James Pethokoukis

Politics and policy from inside Washington

America’s new love affair with Treasury bonds

August 18, 2009
The always perspicacious Andy Busch of BMO Capital Markets notes how US households are suddenly into bonds — and then looks around the corner:
This has been the major, major shift in the structure of the US Treasury market that was unanticipated. From Q1, US households held $643.9 billion in Treasury debt and that is up from $256.6 billion in Q4 2008. Households bought an astounding 84% of new US Treasury issuances in Q1. The total holdings represent about 1% of US household assets. According to the WSJ, “Although that is the highest since 2001, Treasurys regularly made up 5% of assets in the 1950s, and as recently as 1995 they were 2.6% of assets. History suggests there is plenty of room for households to increase their holdings.”
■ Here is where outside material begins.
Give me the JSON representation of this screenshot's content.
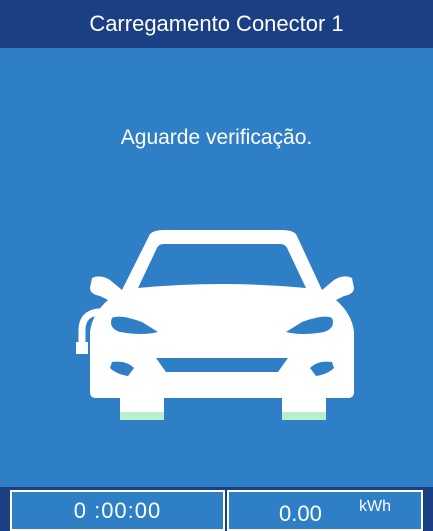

With the US current account shrinking, the US is less dependent on foreigners to fund it’s deficit as the trade red ink has slowed to below $10 a month ex oil. In the medium term, this is a strong positive for the US dollar as it means the United States is funding itself more domestically. The longer term issue is whether the United States continues down the fiscal path of becoming the Japanese where domestic savers fund a fiscal deficit that is above 180% of GDP.

Comments

Average investors do not understand how they will lose money buying low yield treasuries either by not holding them to maturity or having their returns eroded by inflation.

Everyone is looking for something safe. Treasuries were the one safe haven last year so money is flowing there just as they chase the hot money manager who is about to cool off.

For 25 years you could blindly make money in stocks, bonds and real estate-now they are all dicey at best.

Posted by Pat Duggan | Report as abusive
 

Call me old-fashioned, fussy, pernickety, or whatever you please.
I find it very disappointing, pathetic actually, that a journalist posting on the Reuters website can’t write English. There is a difference between it’s and its. The former means it is and the latter is the possessive form of it. It is unprofessional and detracts from what is otherwise an interesting post.

 

Gee, maybe the American public is smarter than most think. Real yields on the 10-year are at a 16-year high. We can sell them to the “experts” for a tidy capital gain when the yield hits 1% and the S&P is sitting at 575.

And yes, American savers will finance our debt just like the Japanese have. Not busting up Citi, BofA and GS gives them no other choice.